The week before Christmas I went along to a Fashion Illustration exhibition, arranged by the Fashion Illustration Gallery, in Bruton Place. Expecting the normal rather impersonal affair of an exhibition I was surprised to find an intimate gathering with none other than David Downton and Jason Brooks, in person.
David Downton you’ll no doubt be familiar with – having done many projects with Vogue and, in particular, illustrations for The Golden Age of Couture exhibition at the V&A. There were many exquisite prints for sale including this beautiful one of Doutzen Kroes, or as David said “some model”, in a stunning red dress – backstage at Valentino, apparently being shown how to pose – some model indeed!
Curiously there was another illustrator there, who, pen in hand, was busy sketching a steady stream of visitors. I didn’t recognise the work immediately but after having viewed the portfolio of prints I suddenly realised why his style was so distinctive – the iconic Hedkandi covers – aka Jason Brooks.
Having studied at St Martin’s, Jason’s first assignments were doing sketches of the couture shows in Paris for The Independent. Since then he hasn’t looked back! Jason was one of the first illustrators to use computer technology and his imagnative and flawless images have been snapped up by many luxury brands and record labels. Notably Hedkandi who have sold in excess of 5 million albums, all feature that distinctive uber-modern style.
To be honest, suffering with the flu, I wasn’t feeling particularly uber-modern or stylish for that matter, but these chances don’t come along often. So clutching my array of tissues, I posed and I wasn’t disappointed. I’m sure he knew not to pay too much attention to my puffy eyes and red nose! The sketch is too big to scan straight in so I have had to take a photo instead and will stand proud in amongst some of his other (admittedly more glamourous) works. Spot the difference!!
Funnily enough, as I was leaving the exhibition, Jason was drawing David Downton, who was commenting that there was no way he would sketch with the public watching intently over his shoulder and he sure has a point. This man was sketching as if he was making a cup of coffee – totally effortless. How comfortable must you be in your own talent to allow others to scrutinize your every stroke and be so warm and personable? That in itself must be a gift?
Another illustrator whom I love and whose work was on show was Daisy de Villeneuve. The feel of her work is almost 80s – vintage, with the neon colours and punk hair-dos. But the pieces that I love the most are those that are sketched on scrap lined paper featuing random typed comments. It’s almost as if you’ve just walked in on a half-told story.

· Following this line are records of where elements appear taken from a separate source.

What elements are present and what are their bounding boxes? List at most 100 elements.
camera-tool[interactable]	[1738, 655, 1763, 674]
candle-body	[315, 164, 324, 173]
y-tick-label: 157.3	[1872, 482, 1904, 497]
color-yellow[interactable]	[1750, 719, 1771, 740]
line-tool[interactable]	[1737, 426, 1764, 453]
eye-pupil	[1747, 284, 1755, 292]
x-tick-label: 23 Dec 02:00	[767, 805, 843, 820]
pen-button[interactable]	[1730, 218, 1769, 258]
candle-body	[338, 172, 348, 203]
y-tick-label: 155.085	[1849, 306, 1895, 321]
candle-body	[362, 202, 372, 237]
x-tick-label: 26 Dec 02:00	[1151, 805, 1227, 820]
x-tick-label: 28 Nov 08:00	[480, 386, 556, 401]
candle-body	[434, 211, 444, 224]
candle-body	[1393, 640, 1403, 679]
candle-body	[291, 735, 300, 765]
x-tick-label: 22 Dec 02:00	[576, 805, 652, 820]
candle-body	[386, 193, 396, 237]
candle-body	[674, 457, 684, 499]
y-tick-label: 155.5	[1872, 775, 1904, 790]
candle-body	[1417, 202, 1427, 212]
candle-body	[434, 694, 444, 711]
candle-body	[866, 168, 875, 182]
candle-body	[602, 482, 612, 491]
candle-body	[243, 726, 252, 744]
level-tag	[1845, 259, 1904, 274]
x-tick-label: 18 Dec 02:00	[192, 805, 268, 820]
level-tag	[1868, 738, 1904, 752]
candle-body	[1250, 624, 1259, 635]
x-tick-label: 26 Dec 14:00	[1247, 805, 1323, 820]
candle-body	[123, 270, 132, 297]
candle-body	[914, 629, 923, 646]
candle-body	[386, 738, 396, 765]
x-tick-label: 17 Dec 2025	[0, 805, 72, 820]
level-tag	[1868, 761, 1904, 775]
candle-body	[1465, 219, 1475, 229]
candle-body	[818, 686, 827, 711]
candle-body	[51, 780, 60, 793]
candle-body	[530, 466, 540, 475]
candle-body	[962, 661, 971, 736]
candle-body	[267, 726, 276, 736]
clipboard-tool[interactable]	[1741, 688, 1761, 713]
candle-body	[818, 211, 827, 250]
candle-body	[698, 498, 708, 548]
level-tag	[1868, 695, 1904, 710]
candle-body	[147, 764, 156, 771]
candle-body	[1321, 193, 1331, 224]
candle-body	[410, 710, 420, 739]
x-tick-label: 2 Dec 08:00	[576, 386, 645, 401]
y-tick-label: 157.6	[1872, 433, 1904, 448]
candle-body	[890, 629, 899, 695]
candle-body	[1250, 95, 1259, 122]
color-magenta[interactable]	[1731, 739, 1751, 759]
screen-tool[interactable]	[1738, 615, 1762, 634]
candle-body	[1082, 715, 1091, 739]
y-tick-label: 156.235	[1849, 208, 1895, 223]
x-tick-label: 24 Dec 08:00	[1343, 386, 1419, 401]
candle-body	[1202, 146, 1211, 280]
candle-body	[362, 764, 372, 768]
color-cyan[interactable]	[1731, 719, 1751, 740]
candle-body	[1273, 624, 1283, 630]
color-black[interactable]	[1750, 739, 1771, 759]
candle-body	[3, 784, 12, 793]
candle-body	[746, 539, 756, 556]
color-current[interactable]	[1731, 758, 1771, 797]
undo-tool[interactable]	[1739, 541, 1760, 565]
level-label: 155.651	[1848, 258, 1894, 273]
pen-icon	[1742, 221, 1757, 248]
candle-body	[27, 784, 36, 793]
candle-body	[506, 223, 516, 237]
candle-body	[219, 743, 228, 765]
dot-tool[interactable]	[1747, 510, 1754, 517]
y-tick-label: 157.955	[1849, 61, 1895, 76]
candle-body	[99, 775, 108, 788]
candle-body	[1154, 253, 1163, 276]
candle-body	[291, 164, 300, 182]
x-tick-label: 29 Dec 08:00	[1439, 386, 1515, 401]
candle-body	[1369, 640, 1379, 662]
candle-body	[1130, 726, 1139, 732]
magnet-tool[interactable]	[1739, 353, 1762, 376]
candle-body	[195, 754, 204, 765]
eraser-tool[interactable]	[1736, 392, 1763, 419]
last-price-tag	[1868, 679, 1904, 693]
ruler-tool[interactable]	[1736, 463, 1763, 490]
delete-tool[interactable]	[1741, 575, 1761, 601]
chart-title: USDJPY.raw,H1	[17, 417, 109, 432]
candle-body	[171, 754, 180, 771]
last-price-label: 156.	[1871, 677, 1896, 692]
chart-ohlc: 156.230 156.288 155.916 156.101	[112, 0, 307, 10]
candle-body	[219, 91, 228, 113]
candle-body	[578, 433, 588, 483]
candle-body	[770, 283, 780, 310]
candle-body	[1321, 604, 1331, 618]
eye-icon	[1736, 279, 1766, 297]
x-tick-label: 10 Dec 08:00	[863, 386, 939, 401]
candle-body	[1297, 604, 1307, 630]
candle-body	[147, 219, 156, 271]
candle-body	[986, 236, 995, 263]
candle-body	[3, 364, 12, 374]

Daisy’s whole portfolio is shown on her site as well as her series of books >>
Another favourite is Zara Woods (Woody) who creates these wonderful characters such as Starlet, Pick me up Pom Pom, and Small Wonders:
Zara creates “Little Treasures”, which are tiny pendants with individual sketches – let me tell you if I ever have £200 – £300 to dispose of these would be first on my list! Zara has a great site with all her projects and a shop. Definitely worth a visit! >>
So now I have my own little treasure – which I shall frame and cherish – not quite Hedkandi but its probably best not to frighten the children!